Beaulac also suggests setting a mood for when you’re ready to try on your selections at home. “I would make sure my skin’s moisturized. I would put makeup on if I wear makeup to the beach or to the pool. I would probably do my hair. I would try not to increase the odds of disapproving of myself when I look in the mirror,” Beaulac says, suggesting that you could even snap a quick picture with your phone if you need a better angle. “I think a picture is really helpful if you can suspend the self-criticism and look at it from the standpoint of, ‘Does this suit fit this person?’”
Here’s Beaulac’s plan on how to get the most from your new swimsuit—and look like the best version of yourself while you accentuate your best body parts:
● Neck and shoulders: Look for a tank suit that has a scoop neck, a pretty line, and a V-neck shape for the armhole.
● Arms: A halter-type suit will give you a beautiful, long shoulder line that continues through the arm. Keep to vertical rather than horizontal cuts and patterns to continue that long sweeping line.
● Bust: “That lunging V-neck is beautiful. There is also the open keyhole that goes just under the bust and in through the midriff, maybe to the top of the waist,” Beaulac says. She also recommends suits with accents at the bust line such as a jewel or a buckle or clip to attract the eye to that area. She advises steering clear of firm cups (which can flatten) and underwire (which can rust and poke through) and opting for an elastic shelf bra or similar internal support if necessary.
● Waist: “With the waist, that’s where you can really have fun with a suit because you can do different color angles that cut through the torso,” Beaulac says. Look for patterns that have negative or dark space around the midriff that meets a lighter color to bring the waist in. “The other thing I like now, too, is briefs. They’re two-piece swimsuits where you might have more of the athletic bra look on top, and then you have the brief on the bottom, which accentuates the waist and also hides if you have a little bit of a tummy that you don’t want to show,” Beaulac says.

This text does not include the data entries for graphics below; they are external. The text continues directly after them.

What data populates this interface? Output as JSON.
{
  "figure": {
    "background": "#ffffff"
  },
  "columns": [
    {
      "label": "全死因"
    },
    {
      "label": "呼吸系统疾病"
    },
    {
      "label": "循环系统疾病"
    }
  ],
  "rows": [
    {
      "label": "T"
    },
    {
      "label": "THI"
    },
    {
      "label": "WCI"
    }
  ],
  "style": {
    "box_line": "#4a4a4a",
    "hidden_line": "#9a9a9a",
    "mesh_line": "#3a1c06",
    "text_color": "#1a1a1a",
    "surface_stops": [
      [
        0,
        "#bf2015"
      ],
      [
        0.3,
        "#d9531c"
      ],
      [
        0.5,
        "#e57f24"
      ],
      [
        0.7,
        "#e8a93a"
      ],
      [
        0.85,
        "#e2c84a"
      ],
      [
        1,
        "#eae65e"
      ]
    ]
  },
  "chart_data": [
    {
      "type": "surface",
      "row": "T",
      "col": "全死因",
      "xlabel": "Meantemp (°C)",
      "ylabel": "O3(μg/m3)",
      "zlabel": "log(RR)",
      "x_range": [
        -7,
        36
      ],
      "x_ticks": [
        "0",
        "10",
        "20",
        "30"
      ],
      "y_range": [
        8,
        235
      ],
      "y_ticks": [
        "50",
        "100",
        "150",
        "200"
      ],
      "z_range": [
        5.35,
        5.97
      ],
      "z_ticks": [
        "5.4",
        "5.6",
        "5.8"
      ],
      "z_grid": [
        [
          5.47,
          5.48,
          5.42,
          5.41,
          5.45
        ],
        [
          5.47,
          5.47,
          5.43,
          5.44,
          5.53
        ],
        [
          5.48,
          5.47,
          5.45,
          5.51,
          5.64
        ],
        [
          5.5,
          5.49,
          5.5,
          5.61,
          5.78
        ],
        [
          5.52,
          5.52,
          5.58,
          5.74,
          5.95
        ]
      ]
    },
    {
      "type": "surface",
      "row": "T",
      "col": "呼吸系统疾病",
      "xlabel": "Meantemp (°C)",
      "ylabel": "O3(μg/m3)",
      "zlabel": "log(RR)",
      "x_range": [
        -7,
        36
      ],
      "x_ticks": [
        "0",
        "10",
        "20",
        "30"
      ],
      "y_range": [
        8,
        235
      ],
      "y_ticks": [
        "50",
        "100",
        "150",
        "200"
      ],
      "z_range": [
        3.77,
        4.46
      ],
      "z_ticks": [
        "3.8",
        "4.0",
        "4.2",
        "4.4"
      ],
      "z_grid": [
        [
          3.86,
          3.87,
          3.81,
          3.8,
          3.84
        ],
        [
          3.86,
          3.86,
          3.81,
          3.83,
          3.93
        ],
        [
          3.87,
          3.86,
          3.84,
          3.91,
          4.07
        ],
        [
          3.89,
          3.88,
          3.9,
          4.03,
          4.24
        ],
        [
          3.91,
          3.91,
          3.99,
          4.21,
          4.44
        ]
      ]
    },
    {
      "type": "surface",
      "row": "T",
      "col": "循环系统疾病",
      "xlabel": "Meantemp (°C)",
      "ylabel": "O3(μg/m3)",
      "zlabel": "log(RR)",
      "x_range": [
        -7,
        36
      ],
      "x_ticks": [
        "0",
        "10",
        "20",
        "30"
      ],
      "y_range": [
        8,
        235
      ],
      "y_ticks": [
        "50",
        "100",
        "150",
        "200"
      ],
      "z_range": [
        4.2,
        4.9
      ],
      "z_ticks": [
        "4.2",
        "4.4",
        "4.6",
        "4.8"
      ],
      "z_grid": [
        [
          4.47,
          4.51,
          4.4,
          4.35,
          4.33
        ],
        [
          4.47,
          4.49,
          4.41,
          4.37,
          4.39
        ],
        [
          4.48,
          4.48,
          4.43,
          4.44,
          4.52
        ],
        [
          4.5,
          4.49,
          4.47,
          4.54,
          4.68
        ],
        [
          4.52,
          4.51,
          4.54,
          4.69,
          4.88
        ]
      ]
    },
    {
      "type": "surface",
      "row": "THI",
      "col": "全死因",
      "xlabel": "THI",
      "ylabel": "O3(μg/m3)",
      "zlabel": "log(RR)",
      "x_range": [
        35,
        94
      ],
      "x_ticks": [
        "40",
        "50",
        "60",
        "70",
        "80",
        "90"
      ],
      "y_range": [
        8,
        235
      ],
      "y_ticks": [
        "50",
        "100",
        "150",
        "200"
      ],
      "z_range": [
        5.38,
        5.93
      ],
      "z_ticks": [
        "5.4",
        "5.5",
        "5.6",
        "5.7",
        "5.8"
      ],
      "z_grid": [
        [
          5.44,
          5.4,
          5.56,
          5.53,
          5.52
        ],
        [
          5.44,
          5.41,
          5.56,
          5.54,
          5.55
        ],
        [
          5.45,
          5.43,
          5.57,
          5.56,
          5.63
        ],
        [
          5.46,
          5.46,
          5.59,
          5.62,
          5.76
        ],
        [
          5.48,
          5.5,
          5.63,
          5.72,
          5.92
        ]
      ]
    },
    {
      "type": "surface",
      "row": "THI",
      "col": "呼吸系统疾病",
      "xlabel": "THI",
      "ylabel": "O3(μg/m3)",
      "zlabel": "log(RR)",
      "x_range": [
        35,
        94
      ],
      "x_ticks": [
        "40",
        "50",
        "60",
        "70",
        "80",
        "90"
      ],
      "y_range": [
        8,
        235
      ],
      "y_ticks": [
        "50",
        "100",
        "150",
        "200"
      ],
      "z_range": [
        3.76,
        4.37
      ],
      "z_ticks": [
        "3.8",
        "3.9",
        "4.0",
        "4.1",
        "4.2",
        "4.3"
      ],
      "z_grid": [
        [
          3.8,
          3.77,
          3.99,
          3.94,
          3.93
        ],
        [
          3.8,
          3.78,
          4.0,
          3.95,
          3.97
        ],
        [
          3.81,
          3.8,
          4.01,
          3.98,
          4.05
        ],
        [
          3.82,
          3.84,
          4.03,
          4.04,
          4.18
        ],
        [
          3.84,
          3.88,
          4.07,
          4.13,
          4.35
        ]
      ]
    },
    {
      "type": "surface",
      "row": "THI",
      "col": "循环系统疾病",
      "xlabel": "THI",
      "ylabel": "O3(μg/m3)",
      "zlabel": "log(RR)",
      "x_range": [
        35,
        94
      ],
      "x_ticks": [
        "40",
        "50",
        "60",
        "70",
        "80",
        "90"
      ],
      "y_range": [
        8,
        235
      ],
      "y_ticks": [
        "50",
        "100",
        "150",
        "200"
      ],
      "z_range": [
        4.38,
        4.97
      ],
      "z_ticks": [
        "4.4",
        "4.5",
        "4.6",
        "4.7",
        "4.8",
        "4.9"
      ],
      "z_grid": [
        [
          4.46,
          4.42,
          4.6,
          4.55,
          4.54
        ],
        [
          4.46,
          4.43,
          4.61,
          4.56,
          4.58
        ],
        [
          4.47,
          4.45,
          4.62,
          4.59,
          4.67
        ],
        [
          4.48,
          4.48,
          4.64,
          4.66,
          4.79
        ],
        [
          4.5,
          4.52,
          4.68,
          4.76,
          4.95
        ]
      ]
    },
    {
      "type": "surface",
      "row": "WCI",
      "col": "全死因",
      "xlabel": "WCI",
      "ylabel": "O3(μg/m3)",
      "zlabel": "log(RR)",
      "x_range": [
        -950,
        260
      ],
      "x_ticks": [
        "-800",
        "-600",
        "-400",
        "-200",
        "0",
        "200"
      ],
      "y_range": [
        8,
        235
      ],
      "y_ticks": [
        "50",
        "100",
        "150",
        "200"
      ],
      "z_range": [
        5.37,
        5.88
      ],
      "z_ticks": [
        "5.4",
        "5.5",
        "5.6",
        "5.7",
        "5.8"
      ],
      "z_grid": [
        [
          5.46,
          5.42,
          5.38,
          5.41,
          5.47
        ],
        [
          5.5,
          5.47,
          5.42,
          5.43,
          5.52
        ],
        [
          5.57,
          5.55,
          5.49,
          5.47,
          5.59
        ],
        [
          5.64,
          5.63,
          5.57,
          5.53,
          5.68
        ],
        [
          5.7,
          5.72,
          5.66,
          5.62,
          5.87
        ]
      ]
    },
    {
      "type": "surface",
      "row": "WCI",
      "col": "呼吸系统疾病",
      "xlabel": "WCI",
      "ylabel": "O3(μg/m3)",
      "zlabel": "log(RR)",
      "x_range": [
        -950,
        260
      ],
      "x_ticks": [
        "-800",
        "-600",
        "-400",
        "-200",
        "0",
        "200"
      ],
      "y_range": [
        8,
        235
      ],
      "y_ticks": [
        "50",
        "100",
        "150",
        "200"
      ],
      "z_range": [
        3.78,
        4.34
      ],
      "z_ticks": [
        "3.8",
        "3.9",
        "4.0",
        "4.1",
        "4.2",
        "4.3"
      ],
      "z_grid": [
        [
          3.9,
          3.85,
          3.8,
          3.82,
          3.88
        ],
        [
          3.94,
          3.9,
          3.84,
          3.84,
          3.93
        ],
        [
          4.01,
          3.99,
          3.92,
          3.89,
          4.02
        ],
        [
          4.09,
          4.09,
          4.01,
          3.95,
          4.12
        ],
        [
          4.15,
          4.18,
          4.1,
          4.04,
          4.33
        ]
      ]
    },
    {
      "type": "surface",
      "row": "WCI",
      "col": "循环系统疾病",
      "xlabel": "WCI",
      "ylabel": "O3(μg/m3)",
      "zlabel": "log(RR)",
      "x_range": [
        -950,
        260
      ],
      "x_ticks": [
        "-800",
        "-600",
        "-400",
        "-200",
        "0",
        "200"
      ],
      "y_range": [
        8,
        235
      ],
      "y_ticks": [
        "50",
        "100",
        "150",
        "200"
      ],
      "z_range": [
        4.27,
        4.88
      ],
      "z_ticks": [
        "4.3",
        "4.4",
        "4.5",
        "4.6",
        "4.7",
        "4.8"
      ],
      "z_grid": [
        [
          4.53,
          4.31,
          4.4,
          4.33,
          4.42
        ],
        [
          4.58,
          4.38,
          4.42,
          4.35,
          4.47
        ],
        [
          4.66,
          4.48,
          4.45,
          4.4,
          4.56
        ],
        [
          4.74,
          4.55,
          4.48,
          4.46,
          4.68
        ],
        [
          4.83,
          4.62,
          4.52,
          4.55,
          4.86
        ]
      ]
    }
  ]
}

● Legs: To make your legs look longer, find a cut that lifts up slightly in the front of the leg, rather than the thigh. “If you have really long legs, you can do the boy shorts,” Beaulac says.
● Rear end: The bikini bottom is universally flattering for your behind. “That’s what they’re designed for,” Beaulac says. And if you’re really into showing your stuff, try a thong cut.
As you plan your poolside or beach wardrobe, consider include SPF protection—how much skin do you expose? In addition to sunscreen, a rash guard or long-sleeve T-shirt-type suit covers you up if you’re spending a day swimming or surfing. And if you’re looking for a quality suit that will last a long time, go for higher polyester-spandex content, Beaulac says. “Otherwise, chlorine and salt water will break your suit down really fast.” And make sure there’s a liner in a light-colored suit; otherwise, you may be showing more than you meant to when you come out of the water and the suit turns transparent.
As for colors and patterns, figure out if the suit is something you’d wear in your land-lubbing life as well and if it works with your skin tone. “Black is a universally great color for a swimsuit. It just always looks good. That, a big pair of sunglasses, a good toe color—you’re set,” Beaulac says. “Think of it as an outfit. How does it all work together?”